İnsan ahlakı değişebilir mi? Yıllardır namaz kıldığı halde hayasızlığa devam edenler için 'namaz insanı hayasızlıktan alıkoyar' hadisine göre kıldığı namaz namaz değildir denilebilir mi?

Tarih: 24.03.2012 16:09:30
Okunma: 9368

Cevap

Beş vakit namaz kıldığı halde hayasızlık ve bazı günahlara devam etmek muvafık gözükmüyor. İkisinden biri devam etmez. Ya günah yada namaz kesilir. Çünki namaz maddi ve manevi temizliktir. Namazı görsünler veya duysunlar diye kılıyorsa o başka mesele.

AHLÂK DEĞİŞİR Mİ? 

İnsanda yaratılıştan olan fıtri ahlâk yani huylar, melekeler değişmez.
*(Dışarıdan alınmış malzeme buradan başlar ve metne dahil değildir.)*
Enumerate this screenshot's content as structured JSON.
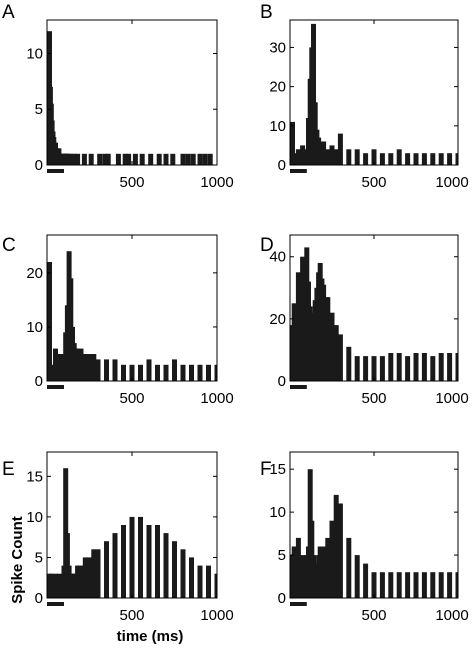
{
  "chart_data": [
    {
      "panel": "A",
      "type": "bar",
      "xlim": [
        0,
        1000
      ],
      "ylim": [
        0,
        13
      ],
      "xticks": [
        500,
        1000
      ],
      "yticks": [
        0,
        5,
        10
      ],
      "xlabel": "",
      "ylabel": "",
      "stimulus_bar": [
        0,
        100
      ],
      "x": [
        5,
        10,
        15,
        20,
        25,
        30,
        35,
        40,
        45,
        50,
        55,
        60,
        65,
        70,
        75,
        80,
        85,
        90,
        95,
        100,
        105,
        110,
        115,
        120,
        130,
        140,
        160,
        180,
        220,
        260,
        310,
        340,
        360,
        420,
        460,
        480,
        520,
        560,
        610,
        660,
        700,
        740,
        800,
        830,
        860,
        900,
        930,
        960
      ],
      "values": [
        12,
        10.5,
        9,
        7,
        5.5,
        4,
        3,
        2.5,
        2,
        2,
        1.5,
        1,
        1,
        1.5,
        1,
        1,
        1,
        1,
        1,
        1,
        1,
        1,
        1,
        1,
        1,
        1,
        1,
        1,
        1,
        1,
        1,
        1,
        1,
        1,
        1,
        1,
        1,
        1,
        1,
        1,
        1,
        1,
        1,
        1,
        1,
        1,
        1,
        1
      ]
    },
    {
      "panel": "B",
      "type": "bar",
      "xlim": [
        0,
        1000
      ],
      "ylim": [
        0,
        37
      ],
      "xticks": [
        500,
        1000
      ],
      "yticks": [
        0,
        10,
        20,
        30
      ],
      "xlabel": "",
      "ylabel": "",
      "stimulus_bar": [
        0,
        100
      ],
      "x": [
        0,
        25,
        50,
        75,
        100,
        110,
        120,
        130,
        140,
        150,
        160,
        170,
        180,
        190,
        200,
        225,
        250,
        275,
        300,
        350,
        400,
        450,
        500,
        550,
        600,
        650,
        700,
        750,
        800,
        850,
        900,
        950,
        1000
      ],
      "values": [
        11,
        3,
        4,
        5,
        4,
        12,
        22,
        30,
        36,
        16,
        9,
        7,
        6,
        5,
        6,
        4,
        5,
        4,
        8,
        4,
        4,
        3,
        4,
        3,
        3,
        4,
        3,
        3,
        3,
        3,
        3,
        3,
        3
      ]
    },
    {
      "panel": "C",
      "type": "bar",
      "xlim": [
        0,
        1000
      ],
      "ylim": [
        0,
        27
      ],
      "xticks": [
        500,
        1000
      ],
      "yticks": [
        0,
        10,
        20
      ],
      "xlabel": "",
      "ylabel": "",
      "stimulus_bar": [
        0,
        100
      ],
      "x": [
        0,
        25,
        50,
        75,
        100,
        110,
        120,
        130,
        140,
        150,
        160,
        170,
        180,
        190,
        200,
        225,
        250,
        275,
        300,
        350,
        400,
        450,
        500,
        550,
        600,
        650,
        700,
        750,
        800,
        850,
        900,
        950,
        1000
      ],
      "values": [
        22,
        3,
        6,
        5,
        5,
        9,
        14,
        24,
        19,
        10,
        7,
        6,
        6,
        5,
        6,
        5,
        5,
        5,
        4,
        4,
        4,
        3,
        3,
        3,
        4,
        3,
        3,
        4,
        3,
        3,
        3,
        3,
        3
      ]
    },
    {
      "panel": "D",
      "type": "bar",
      "xlim": [
        0,
        1000
      ],
      "ylim": [
        0,
        47
      ],
      "xticks": [
        500,
        1000
      ],
      "yticks": [
        0,
        20,
        40
      ],
      "xlabel": "",
      "ylabel": "",
      "stimulus_bar": [
        0,
        100
      ],
      "x": [
        0,
        25,
        50,
        75,
        100,
        110,
        120,
        130,
        140,
        150,
        160,
        170,
        180,
        190,
        200,
        225,
        250,
        275,
        300,
        350,
        400,
        450,
        500,
        550,
        600,
        650,
        700,
        750,
        800,
        850,
        900,
        950,
        1000
      ],
      "values": [
        18,
        25,
        35,
        40,
        43,
        32,
        24,
        21,
        22,
        26,
        30,
        35,
        38,
        33,
        31,
        27,
        22,
        18,
        15,
        11,
        8,
        8,
        8,
        8,
        9,
        9,
        8,
        9,
        9,
        8,
        9,
        9,
        9
      ]
    },
    {
      "panel": "E",
      "type": "bar",
      "xlim": [
        0,
        1000
      ],
      "ylim": [
        0,
        18
      ],
      "xticks": [
        500,
        1000
      ],
      "yticks": [
        0,
        5,
        10,
        15
      ],
      "xlabel": "time (ms)",
      "ylabel": "Spike Count",
      "stimulus_bar": [
        0,
        100
      ],
      "x": [
        0,
        25,
        50,
        75,
        100,
        110,
        120,
        130,
        140,
        150,
        160,
        170,
        180,
        190,
        200,
        225,
        250,
        275,
        300,
        350,
        400,
        450,
        500,
        550,
        600,
        650,
        700,
        750,
        800,
        850,
        900,
        950,
        1000
      ],
      "values": [
        3,
        3,
        3,
        3,
        4,
        16,
        8,
        4,
        3,
        3,
        3,
        3,
        4,
        4,
        4,
        5,
        5,
        6,
        6,
        7,
        8,
        9,
        10,
        10,
        9,
        9,
        8,
        7,
        6,
        5,
        4,
        4,
        3
      ]
    },
    {
      "panel": "F",
      "type": "bar",
      "xlim": [
        0,
        1000
      ],
      "ylim": [
        0,
        17
      ],
      "xticks": [
        500,
        1000
      ],
      "yticks": [
        0,
        5,
        10,
        15
      ],
      "xlabel": "time (ms)",
      "ylabel": "",
      "stimulus_bar": [
        0,
        100
      ],
      "x": [
        0,
        25,
        50,
        75,
        100,
        110,
        120,
        130,
        140,
        150,
        160,
        170,
        180,
        190,
        200,
        225,
        250,
        275,
        300,
        350,
        400,
        450,
        500,
        550,
        600,
        650,
        700,
        750,
        800,
        850,
        900,
        950,
        1000
      ],
      "values": [
        5,
        6,
        7,
        5,
        5,
        6,
        15,
        9,
        5,
        4,
        4,
        5,
        6,
        5,
        6,
        7,
        9,
        12,
        11,
        7,
        5,
        4,
        3,
        3,
        3,
        3,
        3,
        3,
        3,
        3,
        3,
        3,
        3
      ]
    }
  ],
  "figure": {
    "panel_letters": [
      "A",
      "B",
      "C",
      "D",
      "E",
      "F"
    ],
    "ylabel": "Spike Count",
    "xlabel": "time (ms)",
    "bar_color": "#1a1a1a",
    "axis_color": "#000000"
  }
}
Buna işareten peygamberimiz “Bir dağın bulunduğu yerden yok olduğunu duyduğunuzda bunu tasdik ediniz, inanınız, fakat bir adamın ahlâkının değiştiğini duyduğunuzda buna inanmayınız. Çünkü o ne üzerine yaratıldı ise yine ona döner” (Ahmed) buyurmuştur.

Fakat mükteseb ahlâk dediğimiz, sonradan edinilmiş alışkanlıklar, huylar değişebilir. Peygamberimiz Cerir adlı sahabeye “Sen Allah’ın yüzünü güzel yarattığı birisin. Sen de ahlâkını güzelleştir” demiştir. Bu hadisle peygamberimiz müktesep ahlâkın değişeceğine işaret etmiştir.

Örneğin, yer altından çıkan su menbaları vardır. Bu suları yer altına hapsetmek mümkün değildir. Su menbaı kapatılsa bile, o su başka bir taraftan yol bulup mutlaka çıkar. Suyu yer altına hapsetmek mümkün değilse de, borularla mecrasını değiştirmemiz mümkündür. İnsan fıtratında var olan seciyeler de böyledir. Yok edilemezler, fakat yönleri değiştirilebilir.

Mesela, dünyaya karşı bir muhabbet, insan fıtratında vardır. Bu muhabbet, nefsanî arzular yönünden olursa çirkin; Allah namına, ahiret hesabına olursa güzeldir. Nefsanî arzular yönünden dünyaya olan muhabbeti, iradeyi kullanarak, ‘dünyayı Allah namına sevme’ye dönüştürmek mümkündür.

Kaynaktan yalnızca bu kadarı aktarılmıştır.